Tout au long du récit, Manoukian aborde les thématiques classiques de l’exode rural : manque de relève, salaire médiocre (en comparaison à celui des villes), surcharge de travail, vie familiale sacrifiée, etc. Bref, tout ce qui a trait au contact humain, personnalisé, par opposition à la mécanisation et l’aspect impersonnel des villes, probablement hérité du passé industriel de la plupart de celles-ci. Peut-être est-ce seulement ma plus grande connaissance sur le sujet, mais j’ai observé une certaine insistance, une redondance des situations traitant de ces thématiques. J’ai l’impression qu’on n’aborde pas en profondeur ces enjeux, ou du moins qu’on présente des situations peu originales. Ces dommages collatéraux, on peut très bien les imaginer sans être un expert du sujet. Le résultat est un film sans surprise, qui n’offre aucune piste de solution.
Quelles sont ces solutions, justement? Dans La relève, tout tient du miracle, ou du concours de circonstances. Pour Alexandra, réticente du début à la fin à s’installer à Mhère, c’est une amourette avec Marco (Matthieu Sanpeur) qui la fera douter. Pour Nico, c’est l’altruisme, le sentiment du devoir accompli. Pour d’autres, ce sera l’amour du pays. On s’entend toutefois que ce sont des critères assez subjectifs, dont le pouvoir d’attraction est très limité. Le but de Manoukian n’est pas d’aller jusque-là, mais j’aurais apprécié qu’on aborde la question politique derrière cet enjeu. Plutôt que de tenter de colmater les brèches au cas par cas (j’entends ici le départ de Michel), on aurait pu présenter les véritables campagnes de séduction que plusieurs villages font actuellement pour attirer de nouveaux professionnels. De voir la communauté s’organiser pour assurer une relève pérenne (un peu à la Grande séduction) plutôt que de critiquer la cosmopolite fraîchement venue aurait, à mon sens, jeté un nouveau regard sur la question. Mais bon, peut-être que ces mouvements populaires ne relèvent (pardonnez le jeu de mot) que de l’exception, ou du fait divers.
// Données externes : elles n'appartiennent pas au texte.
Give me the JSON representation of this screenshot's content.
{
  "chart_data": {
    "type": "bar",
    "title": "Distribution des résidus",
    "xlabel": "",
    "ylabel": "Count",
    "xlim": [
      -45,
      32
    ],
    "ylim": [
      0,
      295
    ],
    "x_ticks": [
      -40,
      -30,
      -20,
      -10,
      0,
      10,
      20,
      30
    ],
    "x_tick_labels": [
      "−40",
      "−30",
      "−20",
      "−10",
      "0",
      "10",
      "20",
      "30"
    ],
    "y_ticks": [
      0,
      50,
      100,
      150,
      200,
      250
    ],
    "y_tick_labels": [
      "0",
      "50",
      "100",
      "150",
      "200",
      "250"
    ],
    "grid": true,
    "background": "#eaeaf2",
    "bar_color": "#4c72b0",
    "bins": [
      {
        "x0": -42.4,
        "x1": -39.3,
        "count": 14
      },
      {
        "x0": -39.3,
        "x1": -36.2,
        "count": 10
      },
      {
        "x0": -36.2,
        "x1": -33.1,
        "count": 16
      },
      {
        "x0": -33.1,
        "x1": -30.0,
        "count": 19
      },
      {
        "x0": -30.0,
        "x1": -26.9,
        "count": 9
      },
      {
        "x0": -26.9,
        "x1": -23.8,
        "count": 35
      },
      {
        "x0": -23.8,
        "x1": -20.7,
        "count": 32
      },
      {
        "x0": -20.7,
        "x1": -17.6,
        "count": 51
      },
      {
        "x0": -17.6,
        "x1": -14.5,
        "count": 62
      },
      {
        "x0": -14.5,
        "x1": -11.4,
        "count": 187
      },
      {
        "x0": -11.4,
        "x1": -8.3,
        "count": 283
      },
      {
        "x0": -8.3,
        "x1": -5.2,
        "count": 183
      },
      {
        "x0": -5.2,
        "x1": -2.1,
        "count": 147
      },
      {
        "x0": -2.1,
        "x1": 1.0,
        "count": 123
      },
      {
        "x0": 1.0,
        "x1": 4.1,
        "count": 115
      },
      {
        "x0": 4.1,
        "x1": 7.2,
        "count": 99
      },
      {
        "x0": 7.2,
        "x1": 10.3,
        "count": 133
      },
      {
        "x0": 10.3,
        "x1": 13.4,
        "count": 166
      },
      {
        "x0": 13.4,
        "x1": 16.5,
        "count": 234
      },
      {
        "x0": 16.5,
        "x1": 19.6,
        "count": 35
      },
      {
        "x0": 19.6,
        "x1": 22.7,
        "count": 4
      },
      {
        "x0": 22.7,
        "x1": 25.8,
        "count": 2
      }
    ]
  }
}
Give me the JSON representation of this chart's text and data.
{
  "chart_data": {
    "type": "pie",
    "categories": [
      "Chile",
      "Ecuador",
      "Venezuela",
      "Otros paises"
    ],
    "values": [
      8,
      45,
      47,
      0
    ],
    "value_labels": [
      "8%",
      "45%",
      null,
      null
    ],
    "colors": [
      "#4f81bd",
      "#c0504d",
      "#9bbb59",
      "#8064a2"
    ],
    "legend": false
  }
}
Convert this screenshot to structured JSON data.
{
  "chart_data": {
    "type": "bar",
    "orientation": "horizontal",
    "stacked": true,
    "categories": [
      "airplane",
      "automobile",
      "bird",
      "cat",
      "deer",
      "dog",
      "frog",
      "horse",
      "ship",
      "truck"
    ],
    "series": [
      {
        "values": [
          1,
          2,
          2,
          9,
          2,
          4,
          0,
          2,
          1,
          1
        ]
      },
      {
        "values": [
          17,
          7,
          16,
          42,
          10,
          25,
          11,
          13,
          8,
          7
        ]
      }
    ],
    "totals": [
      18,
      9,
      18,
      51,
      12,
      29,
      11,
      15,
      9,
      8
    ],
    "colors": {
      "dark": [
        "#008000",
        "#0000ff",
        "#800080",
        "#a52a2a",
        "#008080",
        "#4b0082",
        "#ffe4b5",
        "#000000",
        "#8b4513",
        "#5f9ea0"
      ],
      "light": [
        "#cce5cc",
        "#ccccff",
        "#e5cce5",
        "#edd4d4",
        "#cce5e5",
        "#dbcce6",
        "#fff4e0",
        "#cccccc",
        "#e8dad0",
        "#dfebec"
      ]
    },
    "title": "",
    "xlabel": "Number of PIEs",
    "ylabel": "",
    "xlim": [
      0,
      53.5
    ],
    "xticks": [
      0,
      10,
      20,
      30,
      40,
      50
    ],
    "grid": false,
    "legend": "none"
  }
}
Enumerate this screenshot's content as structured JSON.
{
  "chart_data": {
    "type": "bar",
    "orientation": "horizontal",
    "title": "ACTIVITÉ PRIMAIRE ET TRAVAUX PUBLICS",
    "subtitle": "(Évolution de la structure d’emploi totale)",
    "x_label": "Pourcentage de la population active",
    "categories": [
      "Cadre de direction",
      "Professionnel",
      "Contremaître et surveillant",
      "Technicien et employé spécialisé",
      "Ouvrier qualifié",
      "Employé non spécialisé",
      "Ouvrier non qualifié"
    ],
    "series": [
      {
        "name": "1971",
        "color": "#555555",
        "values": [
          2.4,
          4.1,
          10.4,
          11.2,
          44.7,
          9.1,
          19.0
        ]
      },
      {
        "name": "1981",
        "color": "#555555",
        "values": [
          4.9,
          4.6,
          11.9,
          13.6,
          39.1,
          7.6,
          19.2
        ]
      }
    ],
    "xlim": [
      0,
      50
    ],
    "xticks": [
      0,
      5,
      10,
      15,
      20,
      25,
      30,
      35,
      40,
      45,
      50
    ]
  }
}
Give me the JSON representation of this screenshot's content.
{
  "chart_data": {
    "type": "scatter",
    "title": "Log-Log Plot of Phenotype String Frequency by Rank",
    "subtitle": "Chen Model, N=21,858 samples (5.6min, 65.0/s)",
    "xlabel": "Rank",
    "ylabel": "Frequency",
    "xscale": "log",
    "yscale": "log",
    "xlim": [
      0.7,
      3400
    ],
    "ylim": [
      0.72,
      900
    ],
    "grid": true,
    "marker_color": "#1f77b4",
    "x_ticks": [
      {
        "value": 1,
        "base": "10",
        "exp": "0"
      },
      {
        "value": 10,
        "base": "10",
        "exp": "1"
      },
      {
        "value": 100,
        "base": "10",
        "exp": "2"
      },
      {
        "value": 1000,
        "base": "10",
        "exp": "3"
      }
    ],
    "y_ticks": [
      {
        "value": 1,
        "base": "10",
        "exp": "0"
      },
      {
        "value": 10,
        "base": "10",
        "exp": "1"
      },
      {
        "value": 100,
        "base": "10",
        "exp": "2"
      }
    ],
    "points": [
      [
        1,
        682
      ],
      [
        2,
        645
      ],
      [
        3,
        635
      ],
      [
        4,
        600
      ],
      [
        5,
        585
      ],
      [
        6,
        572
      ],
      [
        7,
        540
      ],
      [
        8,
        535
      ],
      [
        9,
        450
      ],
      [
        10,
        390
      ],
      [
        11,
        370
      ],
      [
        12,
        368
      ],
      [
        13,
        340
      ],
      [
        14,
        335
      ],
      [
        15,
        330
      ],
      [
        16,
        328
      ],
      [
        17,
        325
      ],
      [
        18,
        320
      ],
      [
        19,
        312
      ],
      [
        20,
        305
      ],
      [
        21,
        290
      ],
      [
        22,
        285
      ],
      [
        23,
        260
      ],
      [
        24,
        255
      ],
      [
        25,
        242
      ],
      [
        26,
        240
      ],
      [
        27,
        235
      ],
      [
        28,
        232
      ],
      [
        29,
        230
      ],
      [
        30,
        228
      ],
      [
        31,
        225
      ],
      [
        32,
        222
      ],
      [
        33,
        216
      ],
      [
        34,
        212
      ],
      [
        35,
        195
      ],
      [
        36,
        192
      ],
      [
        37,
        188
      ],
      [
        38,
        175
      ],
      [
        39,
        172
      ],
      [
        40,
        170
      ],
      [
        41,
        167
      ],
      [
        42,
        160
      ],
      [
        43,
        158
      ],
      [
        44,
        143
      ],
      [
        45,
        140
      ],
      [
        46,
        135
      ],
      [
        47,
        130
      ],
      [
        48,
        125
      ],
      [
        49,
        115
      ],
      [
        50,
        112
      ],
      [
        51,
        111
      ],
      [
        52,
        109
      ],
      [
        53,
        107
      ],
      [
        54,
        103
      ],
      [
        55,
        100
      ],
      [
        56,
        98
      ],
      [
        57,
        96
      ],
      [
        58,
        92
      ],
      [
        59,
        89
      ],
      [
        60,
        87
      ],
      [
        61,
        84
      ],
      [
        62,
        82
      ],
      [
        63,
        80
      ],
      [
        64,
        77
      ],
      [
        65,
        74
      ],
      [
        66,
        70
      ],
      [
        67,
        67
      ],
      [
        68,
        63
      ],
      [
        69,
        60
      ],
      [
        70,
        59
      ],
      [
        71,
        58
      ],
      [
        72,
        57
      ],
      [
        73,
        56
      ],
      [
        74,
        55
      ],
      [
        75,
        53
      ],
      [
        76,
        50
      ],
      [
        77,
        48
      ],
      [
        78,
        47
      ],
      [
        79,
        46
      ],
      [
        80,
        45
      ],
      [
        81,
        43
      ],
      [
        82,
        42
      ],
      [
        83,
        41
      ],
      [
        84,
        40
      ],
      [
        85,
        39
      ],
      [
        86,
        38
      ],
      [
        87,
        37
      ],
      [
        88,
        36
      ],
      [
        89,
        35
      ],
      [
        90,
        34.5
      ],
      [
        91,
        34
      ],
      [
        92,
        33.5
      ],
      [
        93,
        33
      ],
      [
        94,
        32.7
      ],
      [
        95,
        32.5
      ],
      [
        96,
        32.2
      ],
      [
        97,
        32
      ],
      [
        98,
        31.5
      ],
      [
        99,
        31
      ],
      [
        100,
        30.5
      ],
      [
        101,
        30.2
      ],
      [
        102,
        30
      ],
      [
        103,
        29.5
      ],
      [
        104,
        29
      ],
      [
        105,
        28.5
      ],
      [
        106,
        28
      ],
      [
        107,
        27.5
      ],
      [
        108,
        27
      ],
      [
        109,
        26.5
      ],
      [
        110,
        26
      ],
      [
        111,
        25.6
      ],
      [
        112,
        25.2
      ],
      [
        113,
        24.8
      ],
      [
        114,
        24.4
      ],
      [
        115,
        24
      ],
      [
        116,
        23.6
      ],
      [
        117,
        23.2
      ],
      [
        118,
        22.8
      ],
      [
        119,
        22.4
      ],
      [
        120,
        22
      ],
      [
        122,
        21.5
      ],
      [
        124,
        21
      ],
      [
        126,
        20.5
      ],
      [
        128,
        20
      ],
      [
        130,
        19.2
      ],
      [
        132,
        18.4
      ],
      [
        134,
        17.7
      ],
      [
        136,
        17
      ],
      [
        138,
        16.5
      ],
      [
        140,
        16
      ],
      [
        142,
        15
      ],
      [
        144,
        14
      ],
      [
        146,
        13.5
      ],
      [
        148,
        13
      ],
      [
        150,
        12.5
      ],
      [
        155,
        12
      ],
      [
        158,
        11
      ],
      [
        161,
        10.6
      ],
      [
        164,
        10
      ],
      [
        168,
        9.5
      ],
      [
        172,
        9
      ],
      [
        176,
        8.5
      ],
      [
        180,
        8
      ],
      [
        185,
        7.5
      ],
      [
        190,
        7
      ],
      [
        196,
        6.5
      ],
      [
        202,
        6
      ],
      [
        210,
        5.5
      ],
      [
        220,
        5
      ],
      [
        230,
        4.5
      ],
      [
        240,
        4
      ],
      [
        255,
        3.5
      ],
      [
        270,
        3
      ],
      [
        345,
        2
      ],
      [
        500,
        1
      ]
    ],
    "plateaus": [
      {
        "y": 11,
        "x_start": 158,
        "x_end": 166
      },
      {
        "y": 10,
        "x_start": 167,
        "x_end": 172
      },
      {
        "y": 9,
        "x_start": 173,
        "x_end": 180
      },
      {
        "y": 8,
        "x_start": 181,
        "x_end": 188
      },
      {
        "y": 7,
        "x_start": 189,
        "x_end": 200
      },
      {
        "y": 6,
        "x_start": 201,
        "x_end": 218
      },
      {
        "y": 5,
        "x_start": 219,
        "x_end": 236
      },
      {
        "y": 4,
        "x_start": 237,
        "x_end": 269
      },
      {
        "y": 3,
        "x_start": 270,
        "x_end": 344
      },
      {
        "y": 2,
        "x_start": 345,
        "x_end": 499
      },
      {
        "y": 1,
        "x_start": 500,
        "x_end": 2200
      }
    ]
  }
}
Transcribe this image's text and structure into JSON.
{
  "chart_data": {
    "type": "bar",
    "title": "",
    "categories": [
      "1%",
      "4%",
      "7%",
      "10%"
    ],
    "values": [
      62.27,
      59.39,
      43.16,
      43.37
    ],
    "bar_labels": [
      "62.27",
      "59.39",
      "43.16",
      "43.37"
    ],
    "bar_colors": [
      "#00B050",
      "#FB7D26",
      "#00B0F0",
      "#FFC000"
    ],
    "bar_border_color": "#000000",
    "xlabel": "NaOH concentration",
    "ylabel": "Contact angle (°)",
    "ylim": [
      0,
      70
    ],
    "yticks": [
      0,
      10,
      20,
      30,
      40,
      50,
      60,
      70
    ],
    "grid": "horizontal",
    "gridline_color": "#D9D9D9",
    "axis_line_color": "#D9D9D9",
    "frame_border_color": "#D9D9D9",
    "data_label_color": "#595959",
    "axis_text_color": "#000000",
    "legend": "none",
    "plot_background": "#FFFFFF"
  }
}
La relève n’est pas exempt de qualités. Il s’avère une comédie dramatique légère (par opposition à Au nom de la terre, qui s’intéressait de façon très dramatique à la réalité des fermiers français et belges) avec un message social porté par des personnages intéressants. Toutefois, on déplore un manque d’originalité, une certaine banalité inhérente. Il y a un manque de péripéties évident qui, sans endommager le message du film, pourra déplaire à un certain auditoire. Est-ce que Mhère parviendra à charmer la jeune Alexandra pour l’inciter à s’installer au village? On l’espère. Sinon, on se consolera que la jeunesse du village soit plus sensible à ce manque de main-d’oeuvre et on souhaitera que leur amour des régions l’emporte sur le pouvoir d’attraction des grandes villes.
La relève prendra l’affiche le 30 octobre 2020 au Québec.